In essence, insurance firms can transition from firms that expend plenty of resources to remediate damage to firms that prevent damage.

What are the different types of predictive models?

Before we dive into how predictive analytics helps insurance companies optimise their processes, it’s important to understand what different options are available for them. These include:

  • Forecast models
  • Classification models
  • Outlier models
  • Time series models
  • Clustering models

Now that we are aware of the different models available, we can dive into how they help insurance companies.

How do insurance companies use predictive analytics?

Predictive analytics in the insurance industry is applicable across a range of different functions and operations, all of which help companies work more efficiently than before. Here are a few applications of data analytics for insurance.
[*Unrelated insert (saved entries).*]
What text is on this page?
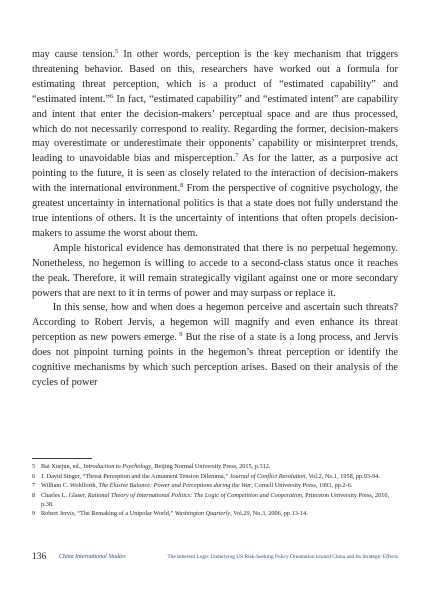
may cause tension.$^5$ In other words, perception is the key mechanism that triggers threatening behavior. Based on this, researchers have worked out a formula for estimating threat perception, which is a product of “estimated capability” and “estimated intent.”$^6$ In fact, “estimated capability” and “estimated intent” are capability and intent that enter the decision-makers’ perceptual space and are thus processed, which do not necessarily correspond to reality. Regarding the former, decision-makers may overestimate or underestimate their opponents’ capability or misinterpret trends, leading to unavoidable bias and misperception.$^7$ As for the latter, as a purposive act pointing to the future, it is seen as closely related to the interaction of decision-makers with the international environment.$^8$ From the perspective of cognitive psychology, the greatest uncertainty in international politics is that a state does not fully understand the true intentions of others. It is the uncertainty of intentions that often propels decision-makers to assume the worst about them.

Ample historical evidence has demonstrated that there is no perpetual hegemony. Nonetheless, no hegemon is willing to accede to a second-class status once it reaches the peak. Therefore, it will remain strategically vigilant against one or more secondary powers that are next to it in terms of power and may surpass or replace it.

In this sense, how and when does a hegemon perceive and ascertain such threats? According to Robert Jervis, a hegemon will magnify and even enhance its threat perception as new powers emerge. $^9$ But the rise of a state is a long process, and Jervis does not pinpoint turning points in the hegemon’s threat perception or identify the cognitive mechanisms by which such perception arises. Based on their analysis of the cycles of power

5 Bai Xuejun, ed., Introduction to Psychology, Beijing Normal University Press, 2015, p.312.
6 J. David Singer, “Threat Perception and the Armament Tension Dilemma,” Journal of Conflict Resolution, Vol.2, No.1, 1958, pp.93-94.
7 William C. Wohlforth, The Elusive Balance: Power and Perceptions during the War, Cornell University Press, 1993, pp.2-6.
8 Charles L. Glaser, Rational Theory of International Politics: The Logic of Competition and Cooperation, Princeton University Press, 2010, p.38.
9 Robert Jervis, “The Remaking of a Unipolar World,” Washington Quarterly, Vol.29, No.3, 2006, pp.13-14.
136 China International Studies	The Inherent Logic Underlying US Risk-Seeking Policy Orientation toward China and Its Strategic Effects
Pricing and risk assessment

No two insurance policyholders are the same. Depending on their level of risk, they will be paying different premiums even if they are subscribed to the same policy. That’s why risk assessment is perhaps the most important step in the insurance policy application process.

Insurance providers have always used data analytics in this process, but the recent changes in the industry have compounded the need for more robust data analytics tools like predictive analytics. 

Unlike traditional data analytics tools, predictive analytics utilises advanced machine learning and artificial intelligence algorithms. These collect, process, and analyse different types of data such as social media behaviour, criminal records, and credit reports to create a comprehensive and accurate risk assessment for each client.

Based on the predictive insights from these assessments reports, insurance providers can create a personalised pricing plan for individual customers.

Streamlining the claims process

In a traditional claims process, investigating each insurance claim takes weeks or even months, as investigation units use skills and experience to conduct their due diligence process. 

Predictive analytics, however, helps insurers streamline this process by giving insurers the ability to anticipate events before they occur and prioritise claims—shortening the claims investigation time and increasing customer satisfaction in the process.

Predictive analytics tools can also reduce the costs associated with the claims process. 

Researchers found out that more than 66% of insurers who used predictive analytics tools in their claims processes experienced a considerable reduction in processing and underwriting costs.

Using predictive analytics can also enable insurance providers to identify potentially fraudulent claims and take measures to prevent these claims from entering the investigation process, thereby reducing time and resource wastage.

Finally, predictive data analytics can help outlier claims—large unexpected claims that lead to losses for the insurance provider. 

During the height of the pandemic, many businesses had to shut down and file for insurance payouts to keep their employees on the payroll. With predictive data modelling, insurance providers can predict these kinds of events in advance and handle the claims accordingly.

Identifying potential customers

As we’ve established above, traditional insurance markets are maturing, and insurance providers are experiencing low levels of policy buy-ins. 

Insurance providers need to stay profitable in this market and for that, they need to look to newer markets or even niche customer segments in the existing markets; predictive analytics can help insurers do this.

Using the available data, predictive analytics can identify behavioural patterns of target demographics and produce actionable insights, which insurance companies can use to create new insurance products that suit those demographics.

Predictive analytics drive the insurance industry forward in a tough climate

The insurance industry has always been one of the slowest to adapt to changes and utilise new technologies. 

In the current business environment, however, this needs to change and the industry has to take a proactive stance, investing in tools like predictive analytics to improve their operational efficiency and profitability.